Retroviruses can infect actively dividing neural progenitor cells in the hippocampus and spare non-dividing cells such as mature neurons. With this tool we can selectively label newly born neurons. We can infect neuronal precursor cells at various stages in development and look at a neuron’s morphology at certain ages. This will give us insight about integration of newborn cells in the neuronal network and we can examine how external influences such as stress or learning affect the morphology of a newly born neuron.

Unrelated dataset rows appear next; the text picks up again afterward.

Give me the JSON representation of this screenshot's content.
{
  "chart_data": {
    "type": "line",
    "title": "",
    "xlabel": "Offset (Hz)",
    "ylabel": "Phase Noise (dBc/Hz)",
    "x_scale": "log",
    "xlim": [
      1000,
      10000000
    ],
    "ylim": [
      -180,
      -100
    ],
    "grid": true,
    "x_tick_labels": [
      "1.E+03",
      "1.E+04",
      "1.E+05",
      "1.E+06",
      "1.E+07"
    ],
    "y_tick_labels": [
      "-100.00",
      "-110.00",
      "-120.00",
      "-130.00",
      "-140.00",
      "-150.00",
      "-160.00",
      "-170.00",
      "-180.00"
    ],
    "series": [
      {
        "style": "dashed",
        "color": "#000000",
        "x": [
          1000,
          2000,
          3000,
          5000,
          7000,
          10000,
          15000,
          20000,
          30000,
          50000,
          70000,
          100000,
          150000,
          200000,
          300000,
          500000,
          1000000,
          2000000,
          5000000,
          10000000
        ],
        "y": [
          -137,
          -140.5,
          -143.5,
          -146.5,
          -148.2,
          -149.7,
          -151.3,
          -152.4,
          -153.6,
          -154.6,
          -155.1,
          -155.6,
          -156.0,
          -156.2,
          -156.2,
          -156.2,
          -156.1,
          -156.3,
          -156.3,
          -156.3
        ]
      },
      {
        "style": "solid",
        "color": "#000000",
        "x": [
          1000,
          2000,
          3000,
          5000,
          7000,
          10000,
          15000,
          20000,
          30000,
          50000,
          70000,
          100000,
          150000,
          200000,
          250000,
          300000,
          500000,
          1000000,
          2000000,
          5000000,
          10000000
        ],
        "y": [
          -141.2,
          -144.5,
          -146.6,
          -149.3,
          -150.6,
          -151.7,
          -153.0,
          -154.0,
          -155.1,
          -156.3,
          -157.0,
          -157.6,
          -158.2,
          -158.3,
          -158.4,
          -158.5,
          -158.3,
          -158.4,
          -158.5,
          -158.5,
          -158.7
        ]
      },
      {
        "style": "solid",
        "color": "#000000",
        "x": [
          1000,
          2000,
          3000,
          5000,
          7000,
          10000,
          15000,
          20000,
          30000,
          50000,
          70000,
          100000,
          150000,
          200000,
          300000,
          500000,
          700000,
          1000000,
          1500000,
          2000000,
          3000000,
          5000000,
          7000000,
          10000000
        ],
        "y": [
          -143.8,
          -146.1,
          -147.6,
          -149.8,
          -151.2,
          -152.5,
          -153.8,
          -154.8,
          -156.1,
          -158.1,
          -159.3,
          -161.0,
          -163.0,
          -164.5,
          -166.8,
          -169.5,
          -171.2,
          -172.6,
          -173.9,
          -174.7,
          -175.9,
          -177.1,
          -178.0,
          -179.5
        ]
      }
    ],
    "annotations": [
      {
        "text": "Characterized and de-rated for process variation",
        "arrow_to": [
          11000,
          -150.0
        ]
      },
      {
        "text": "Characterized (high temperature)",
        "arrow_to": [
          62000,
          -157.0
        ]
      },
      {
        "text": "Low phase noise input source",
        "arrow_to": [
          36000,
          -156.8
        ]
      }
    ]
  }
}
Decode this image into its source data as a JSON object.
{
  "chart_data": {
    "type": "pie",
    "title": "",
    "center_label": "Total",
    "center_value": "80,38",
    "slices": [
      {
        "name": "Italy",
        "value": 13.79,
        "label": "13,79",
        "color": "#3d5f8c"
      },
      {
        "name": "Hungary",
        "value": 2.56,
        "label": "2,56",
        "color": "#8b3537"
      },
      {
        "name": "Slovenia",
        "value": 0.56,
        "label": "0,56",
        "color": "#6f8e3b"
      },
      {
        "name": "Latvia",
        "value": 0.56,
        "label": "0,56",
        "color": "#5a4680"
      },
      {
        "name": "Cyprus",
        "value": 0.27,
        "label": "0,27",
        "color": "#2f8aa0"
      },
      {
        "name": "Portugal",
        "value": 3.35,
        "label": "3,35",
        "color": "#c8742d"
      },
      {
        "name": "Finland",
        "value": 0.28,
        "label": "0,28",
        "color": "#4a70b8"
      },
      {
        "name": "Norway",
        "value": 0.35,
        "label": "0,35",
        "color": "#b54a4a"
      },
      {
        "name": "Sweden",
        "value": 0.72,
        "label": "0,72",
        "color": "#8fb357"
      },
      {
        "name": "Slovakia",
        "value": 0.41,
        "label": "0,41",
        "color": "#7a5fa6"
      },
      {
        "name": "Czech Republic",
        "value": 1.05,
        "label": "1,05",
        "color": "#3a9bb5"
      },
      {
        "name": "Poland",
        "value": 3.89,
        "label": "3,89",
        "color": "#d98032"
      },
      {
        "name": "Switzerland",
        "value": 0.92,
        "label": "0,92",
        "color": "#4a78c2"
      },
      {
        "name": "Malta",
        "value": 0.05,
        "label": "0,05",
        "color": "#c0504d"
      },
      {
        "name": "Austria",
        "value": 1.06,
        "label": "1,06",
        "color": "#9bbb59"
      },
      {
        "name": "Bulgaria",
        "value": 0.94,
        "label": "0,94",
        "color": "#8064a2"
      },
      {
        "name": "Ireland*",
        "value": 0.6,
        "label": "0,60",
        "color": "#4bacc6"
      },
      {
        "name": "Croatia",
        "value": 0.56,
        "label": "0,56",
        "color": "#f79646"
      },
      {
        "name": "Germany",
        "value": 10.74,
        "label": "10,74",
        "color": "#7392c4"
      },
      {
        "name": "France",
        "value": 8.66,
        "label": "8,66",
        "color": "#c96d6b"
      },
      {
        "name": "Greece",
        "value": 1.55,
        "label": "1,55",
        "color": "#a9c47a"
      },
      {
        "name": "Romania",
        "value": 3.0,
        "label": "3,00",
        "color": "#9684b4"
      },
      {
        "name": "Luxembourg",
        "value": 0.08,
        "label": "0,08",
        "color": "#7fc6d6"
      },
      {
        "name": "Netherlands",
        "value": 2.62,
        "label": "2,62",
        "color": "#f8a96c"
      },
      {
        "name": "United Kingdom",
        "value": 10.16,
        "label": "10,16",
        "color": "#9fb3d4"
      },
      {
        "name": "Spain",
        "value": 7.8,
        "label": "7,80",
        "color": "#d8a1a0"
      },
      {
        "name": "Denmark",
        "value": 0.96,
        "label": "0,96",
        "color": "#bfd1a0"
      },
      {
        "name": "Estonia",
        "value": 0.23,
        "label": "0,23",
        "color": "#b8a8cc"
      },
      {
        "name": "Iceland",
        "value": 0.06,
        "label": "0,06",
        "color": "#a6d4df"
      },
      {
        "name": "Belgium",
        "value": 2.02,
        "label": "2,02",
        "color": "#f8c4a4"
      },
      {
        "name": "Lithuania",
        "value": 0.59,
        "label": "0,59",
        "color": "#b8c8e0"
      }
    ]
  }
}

We use the retroviruses not only to label newborn neurons but also to manipulate them by using viruses encoding for optogenetic proteins or DREADDs. These methods allow us to activate or inhibit targeted neurons either acutely or chronically and investigate the resulting consequences on neuronal morphology and behaviour.
We would like to thank Diane Lagace, Shaoyu Ge, Bryan Luikart and Ana Martin-Villalba for providing cells and viral vectors for virus production in the Snyder lab!
This movie (note available in HD!) shows 2 neurons in the rat dentate gyrus labelled on postnatal day 1. The green/GFP-labelled neuron also expresses the inhibitory DREADD receptor HM4Di and the red cell expresses RFP. Cells were imaged and movified on our Leica SP8 confocal microscope. Note the long and divergent axon collaterals of the red cell. One travels extensively throughout the granule cell layer. What is it doing there? Synapsing onto adult-born neurons?
This second movie shows a short dendritic segment and associated spines, putative sites of synaptic contact from incoming axons, obtained at high magnification. Since neurons are cut as the tissue is sectioned we’re aiming to image thicker sections so we can get the whole neuron in the same piece of tissue, but still have sufficient quality for imaging fine detailed such as spines and presynaptic terminals. Our first attempt was to cut sections at 100µm (uncleared tissue) and both the overall morphology and fine detail look pretty good!